Although van Oosterwyck's work borrows elements from Jan Davidsz. de Heem, with whom she studied according to her biographer Arnold Houbraken, her personal style is more sober and reticent in presentation. This was no doubt a reflection of her own pious character; she died unmarried and was 'modest and unusually religious'.1 She was reputedly a slow worker and, as a result, paintings by her are rare, though she did have a rather considerable royal clientele including Louis XIV, King Jan Sobieski of Poland, and Emperor Leopold I.2 The motifs of the sunflower and the striped Canary grass seem to have been favorites and recur in several of her flower pieces.

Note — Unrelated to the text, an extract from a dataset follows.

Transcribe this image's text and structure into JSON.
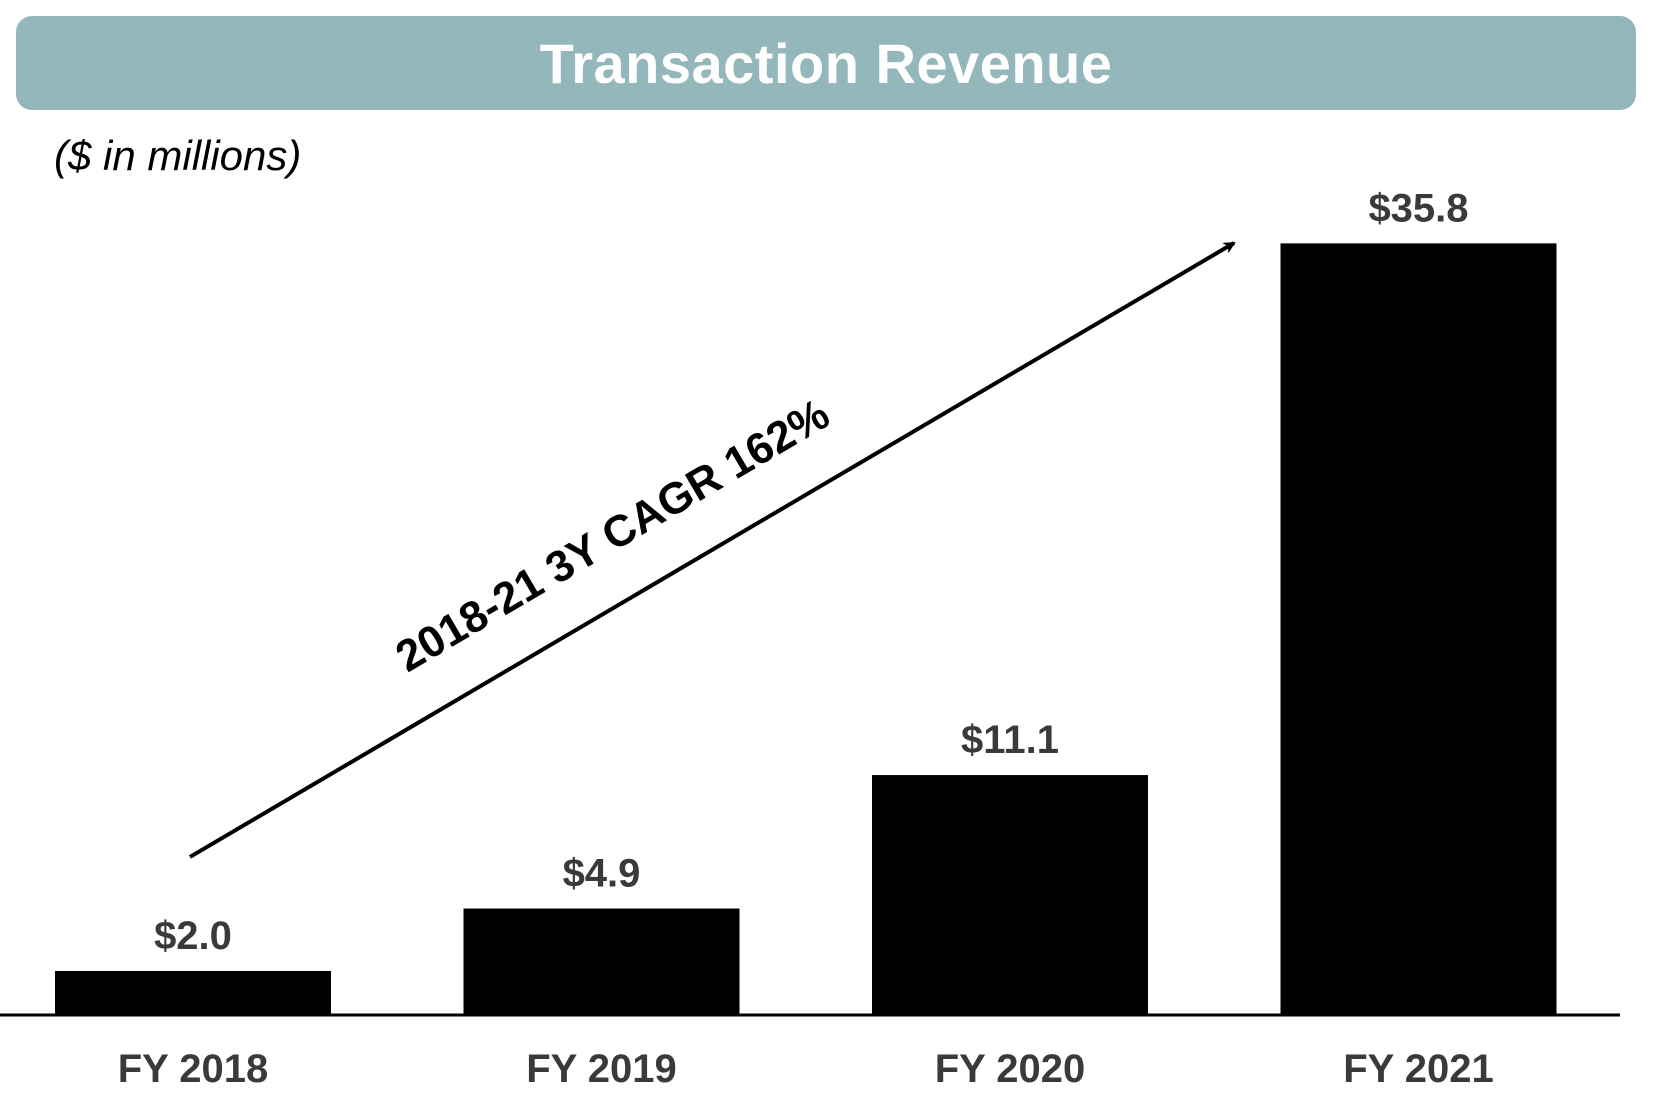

The present work may, for example, be closely compared to the Flower Piece with Shells painted for the Elector of Saxony, and now in the Staatliche Kunstsammlungen in Dresden (reproduced in P. Mitchell, European Flower Painters, 1973, p. 192, fig. 269).
This picture once formed part of the Bürgenstock collection, a remarkable private collection assembled by Swiss hotelier Friedrich Frey-Fürst. Many of the works from the collection, which focused primarily on Dutch and Flemish pictures, adorned the walls of his hotels, the most famous of which being the namesake of the collection, Bürgenstock, which overlooks Lake Lucerne. Frey-Fürst amassed the majority of his art in the 1930s, and although its strength lay in its Northern pictures, among which the present canvas ranked as one of the finest, he also collected a number of Italian pictures. Upon his death, Frey-Fürst's son Fritz Frey inherited the entire group and subsequently sold a portion of it, including the present work, in London, Sotheby's, 11 December 1996.
1. A. Houbraken, De Groote Schouburgh, II, Amsterdam 1718-1721, p. 216.
2. B. Haak, The Golden Age: Dutch Painters of the Seventeenth Century, New York 1984, p. 454.